Finding Love and Dignity
Though she had left the brothel, the emotional scars and nightmares stayed with her for a very long time. It became impossible to trust anyone, including her employers at the new factory. She tells me, every time a man looked at her on the street she would walk faster. On most days, she preferred staying inside the shelter.
“A simple conversation at the bakery seemed like a mammoth task. Forced prostitution had taken a toll on my mental health, and, in the beginning, no amount of counselling from IJM helped,” she says, adding, “On a couple of occasions, I tried to kill myself but didn’t succeed. I was a hopeless soul who was stripped of her identity. It took me years to accept that it was not my fault.”
As Sulkeha tried to settle into her job at the bag factory, she caught the attention of Surjo. All he saw was a young shy woman earnestly doing her work. He shared his feelings with Sulekha through a mutual friend but to his dismay she dismissed them on multiple occasions.
“I had accepted my fate that no one would ever marry me after learning about my past. My own family abandoned me and this was still a co-worker,” she says.
Shedding all her inhibitions, one day, Sulekha faced her fears and told Surjo the truth about her past. “I gathered the courage to tell him everything — from my childhood struggles to the circumstances that led me to become a sex worker,” she says. She anticipated judgment or disgust from him, but for Surjo, what mattered was their present and future.

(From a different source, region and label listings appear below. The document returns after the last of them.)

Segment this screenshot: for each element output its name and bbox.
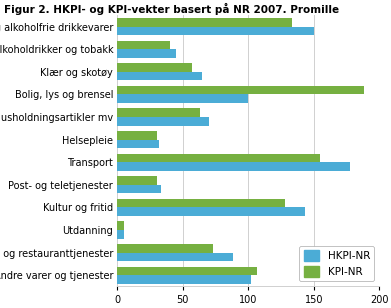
Bar xyxy=(117,244,213,253)
Bar xyxy=(117,49,176,58)
Bar xyxy=(117,95,248,103)
Bar xyxy=(117,154,320,162)
Bar xyxy=(117,185,161,193)
Bar xyxy=(117,221,124,230)
Bar xyxy=(117,230,124,239)
Bar xyxy=(117,140,159,148)
Bar xyxy=(117,199,285,207)
Bar xyxy=(117,18,292,27)
Bar xyxy=(117,131,156,140)
Bar xyxy=(117,275,251,284)
Bar xyxy=(117,176,156,185)
Bar xyxy=(117,162,350,171)
Bar xyxy=(117,41,170,49)
Bar xyxy=(117,117,209,126)
Text: Figur 2. HKPI- og KPI-vekter basert på NR 2007. Promille: Figur 2. HKPI- og KPI-vekter basert på N… xyxy=(4,3,339,15)
Bar xyxy=(117,27,314,35)
Bar xyxy=(117,72,203,80)
Bar xyxy=(117,63,192,72)
Bar xyxy=(117,253,233,261)
Bar xyxy=(117,266,257,275)
Bar xyxy=(117,207,305,216)
Bar xyxy=(117,108,200,117)
Legend: HKPI-NR, KPI-NR: HKPI-NR, KPI-NR xyxy=(300,246,374,281)
Bar xyxy=(117,86,364,95)
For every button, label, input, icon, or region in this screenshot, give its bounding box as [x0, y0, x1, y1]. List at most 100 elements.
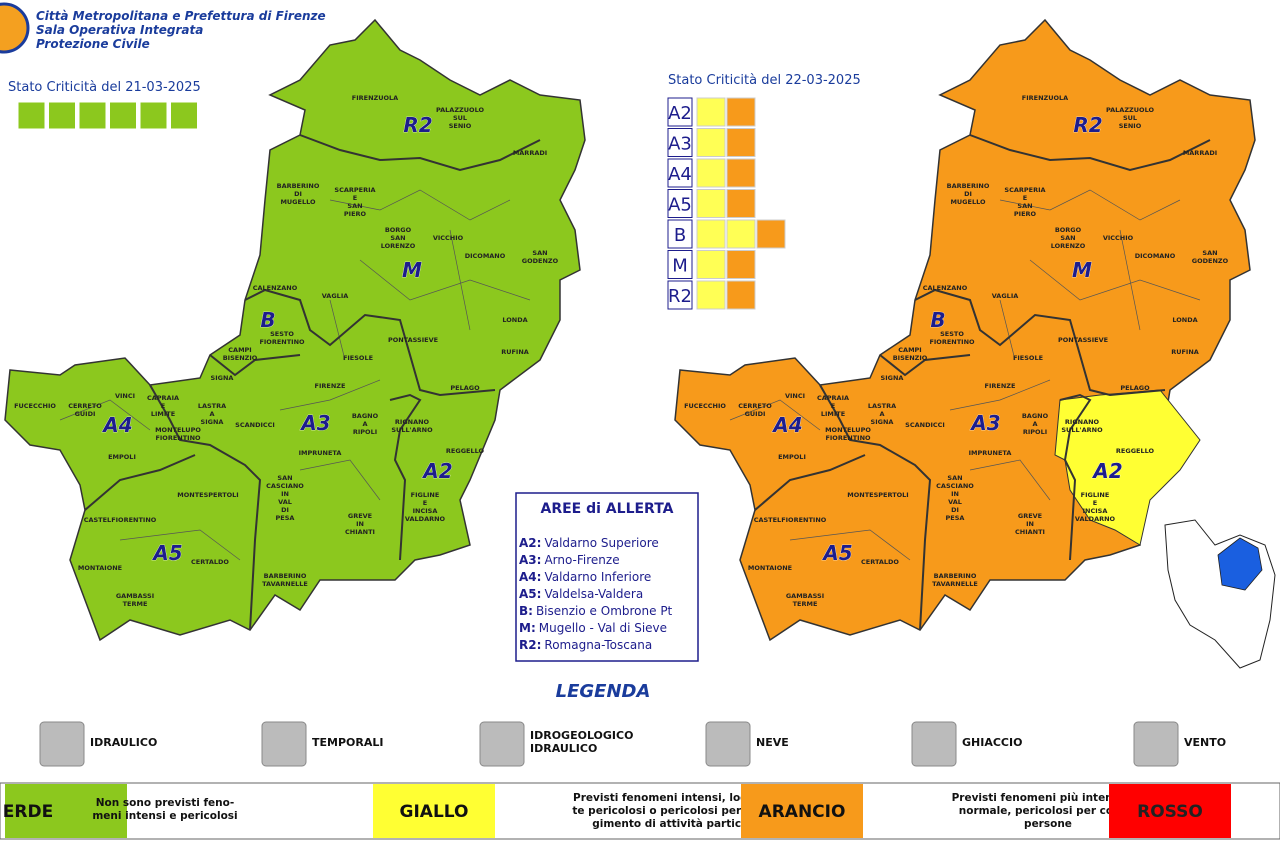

“It was love at first sight with Sulekha,” says Surjo, adding, “After learning of her hardships, I liked and respected her even more. I thought — ‘here is a strong woman, who refuses to bow down to situations and makes her own destiny’. I wanted to give her a better life and all the love she never got when she was growing up.”
Surjo introduced Sulekha to his family, and a few months later, they were married.
Every love story has its ups and downs and two people who are willing to stick with each other through thick and thin. Surjo didn’t victimise his wife, and instead fought stereotypes to be with her. Sulekha remains a ray of hope for us all, reminding us that even if you’re facing the darkest hour, life can turn around.
Today, Sulekha tells me that she has finally found the happiness and peace that she had always yearned for as a child. “He loves cooking so he takes care of the food while I am a cleanliness freak. Our days are incomplete without small banters and it’s very hard for both of us to stay upset with each other for long after a fight,” says Sulekha, giving us a tiny glimpse of their blissful married life.